SOL's Tumble: Market Mayhem Unfolds
Crypto chaos dampens Solana’s momentum

TLDR:
SOL fell 6.8% to $180.80, underperforming the broader market.
Declining onchain activity, negative funding rates, and rug-pull concerns weigh on SOL.
Analysts warn of potential further drops if current trends persist.
Solana’s native token is taking a beating today, with its price sliding from $185.10 to $180.80—a stark 6.8% drop compared to the overall market’s modest 1.72% decline. The drop comes amid a growing wave of bearish signals and investor anxiety over waning user engagement in Solana’s DeFi ecosystem.
One of the main culprits behind the decline appears to be Solana’s recent association with high-profile rug pull scams. On-chain investigations have linked a notorious Solana wallet—labeled "0xcEA"—to several dubious token launches, including a scam tied to both LIBRA and a memecoin tied to Melania Trump. "Negative headlines like these can accelerate losses, as trust in the network erodes quickly," noted one crypto analyst.
Further compounding the issue is the fading memecoin frenzy. The recent launch of Pump.fun, a memecoin launchpad, initially drove a surge in speculative tokens on Solana. However, as profit-taking sets in and many of these tokens are revealed to be scams or pump-and-dump schemes, traders are increasingly cashing out, leaving SOL vulnerable to corrections. Analyst Benjamin Cowen highlighted Solana’s stark underperformance relative to Bitcoin, emphasizing that the speculative bubble is deflating rapidly.

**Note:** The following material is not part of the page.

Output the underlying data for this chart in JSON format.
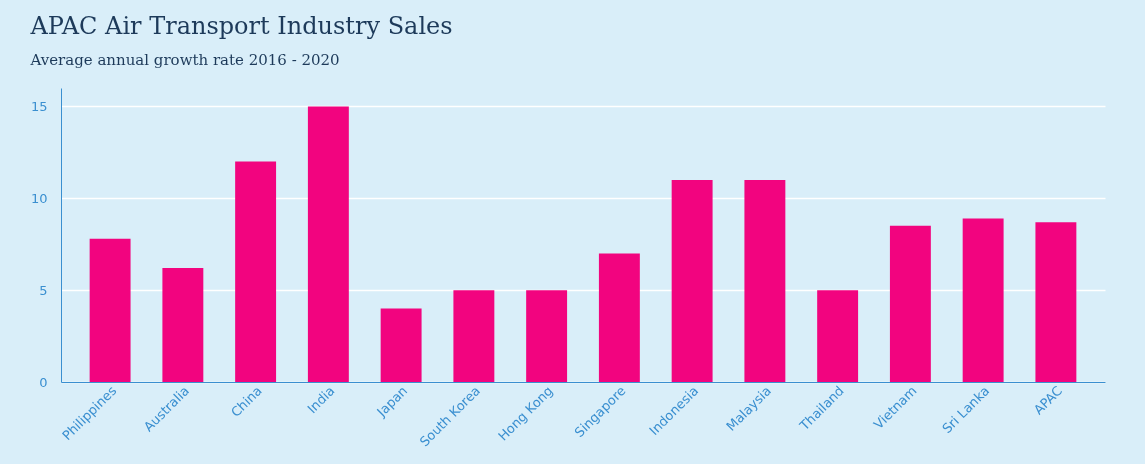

Adding to the pressure, Solana is experiencing a marked decline in on-chain activity. Data from Dune shows that daily transactions have plummeted from a high of 71,738 on January 23 to just 9,303 as of February 17. Similarly, decentralized exchange volumes on Solana have seen a dramatic drop since their December peak, indicating a significant decrease in user interaction and network demand.
The situation is further exacerbated by Solana’s futures market dynamics. Despite an increase in open interest—from $5.31 billion to $5.88 billion daily—funding rates have turned negative, falling to -0.27% as of February 17. This suggests that more traders are entering short positions, betting on further declines. "Negative funding means shorts are essentially paying longs to keep their positions open, which is a clear signal of bearish sentiment," explained one market observer.
Technical analysis paints a sobering picture. SOL appears to be forming a head-and-shoulders pattern—a bearish reversal formation—with its right shoulder forming near the current price. A decisive breakdown below the neckline at approximately $180.50 could trigger a drop towards the pattern’s target of around $110, potentially erasing over 40% of its value. However, if SOL manages to hold above this key support level, there remains a possibility of recovery towards a local high of $215.
As investors brace for what could be a prolonged downturn, the broader sentiment remains cautious. "At this point, every move is being scrutinized, and even minor setbacks could lead to a cascading sell-off," warned one seasoned trader.